= Pol Abraham =

French architect

Hippolyte Pierre "Pol" Abraham (11 March 1891 in Nantes, France - 21 January 1966 in Paris) was a French architect.

He graduated in 1920 from the atelier of Jean-Louis Pascal at the École nationale supérieure des Beaux-Arts in Paris, then followed a course in the Ecole du Louvre from 1921 to 1924. He was a member of the Société des Architectes Diplômés par le Gouvernement (SADG) and magazine editor from 1923 to 1924.

After the First World War, he participated in reconstruction work in northern France.
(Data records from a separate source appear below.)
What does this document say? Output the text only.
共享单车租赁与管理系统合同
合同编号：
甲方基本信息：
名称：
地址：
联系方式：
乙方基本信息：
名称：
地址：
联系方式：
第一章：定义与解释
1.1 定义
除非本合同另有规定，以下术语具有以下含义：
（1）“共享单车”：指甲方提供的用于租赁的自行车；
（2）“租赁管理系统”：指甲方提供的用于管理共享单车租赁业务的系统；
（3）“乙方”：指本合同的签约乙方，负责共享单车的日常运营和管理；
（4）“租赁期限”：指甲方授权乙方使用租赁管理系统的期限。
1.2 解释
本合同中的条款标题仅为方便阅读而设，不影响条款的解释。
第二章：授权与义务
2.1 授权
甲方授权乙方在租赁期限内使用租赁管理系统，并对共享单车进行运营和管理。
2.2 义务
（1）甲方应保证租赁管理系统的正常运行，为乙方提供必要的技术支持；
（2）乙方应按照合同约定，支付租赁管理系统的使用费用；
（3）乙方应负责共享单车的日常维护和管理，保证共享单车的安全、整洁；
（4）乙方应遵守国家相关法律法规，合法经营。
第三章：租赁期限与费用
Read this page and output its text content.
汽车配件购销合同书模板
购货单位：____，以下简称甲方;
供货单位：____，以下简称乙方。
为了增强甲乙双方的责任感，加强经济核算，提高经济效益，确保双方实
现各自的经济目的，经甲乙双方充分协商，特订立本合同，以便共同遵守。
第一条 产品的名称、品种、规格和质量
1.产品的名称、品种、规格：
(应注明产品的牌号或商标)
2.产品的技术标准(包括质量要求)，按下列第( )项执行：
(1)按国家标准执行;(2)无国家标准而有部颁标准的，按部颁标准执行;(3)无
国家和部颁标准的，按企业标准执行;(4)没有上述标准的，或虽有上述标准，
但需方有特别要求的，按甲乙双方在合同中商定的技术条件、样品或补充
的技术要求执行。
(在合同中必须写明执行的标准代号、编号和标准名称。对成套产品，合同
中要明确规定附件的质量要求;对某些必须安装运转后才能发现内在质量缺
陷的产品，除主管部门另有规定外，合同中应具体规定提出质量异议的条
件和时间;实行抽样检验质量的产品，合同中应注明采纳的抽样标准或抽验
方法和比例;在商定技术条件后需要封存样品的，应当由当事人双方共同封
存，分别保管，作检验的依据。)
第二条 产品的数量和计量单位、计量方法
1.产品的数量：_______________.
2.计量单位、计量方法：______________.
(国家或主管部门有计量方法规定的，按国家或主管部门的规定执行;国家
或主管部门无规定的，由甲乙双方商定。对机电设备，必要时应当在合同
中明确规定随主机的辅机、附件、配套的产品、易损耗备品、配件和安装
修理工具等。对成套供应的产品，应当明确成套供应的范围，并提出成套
Then in 1923, he opened his office in Paris, in association with Paul Sinoir, and produced many public and private buildings in the Île-de-France: His mastery of construction techniques and concrete, in particular, is revealed in his major works.

At the same time, he was involved in the production of villas in Brittany, Val-André and Sables d'Or les Pins, In the 1930s, he collaborated with architect Henry Jacques Le Même on the construction of sanatoriums at Plateau d'Assy, Haute-Savoie, the sanatorium of the Roc Fiz (1932), Guebriant (1932–33), Clairière (1934) and finally the sanatorium of Martel de Janville (1932–1937). Between 1940 and 1942 and 1945 and 1947, he led the experimental reconstruction of the central city of Orléans and was noted for his use of heavy prefabricated reinforced concrete. In 1949 he designed the plan of the École Nationale d'Enseignement Technique de Montluçon (Allier).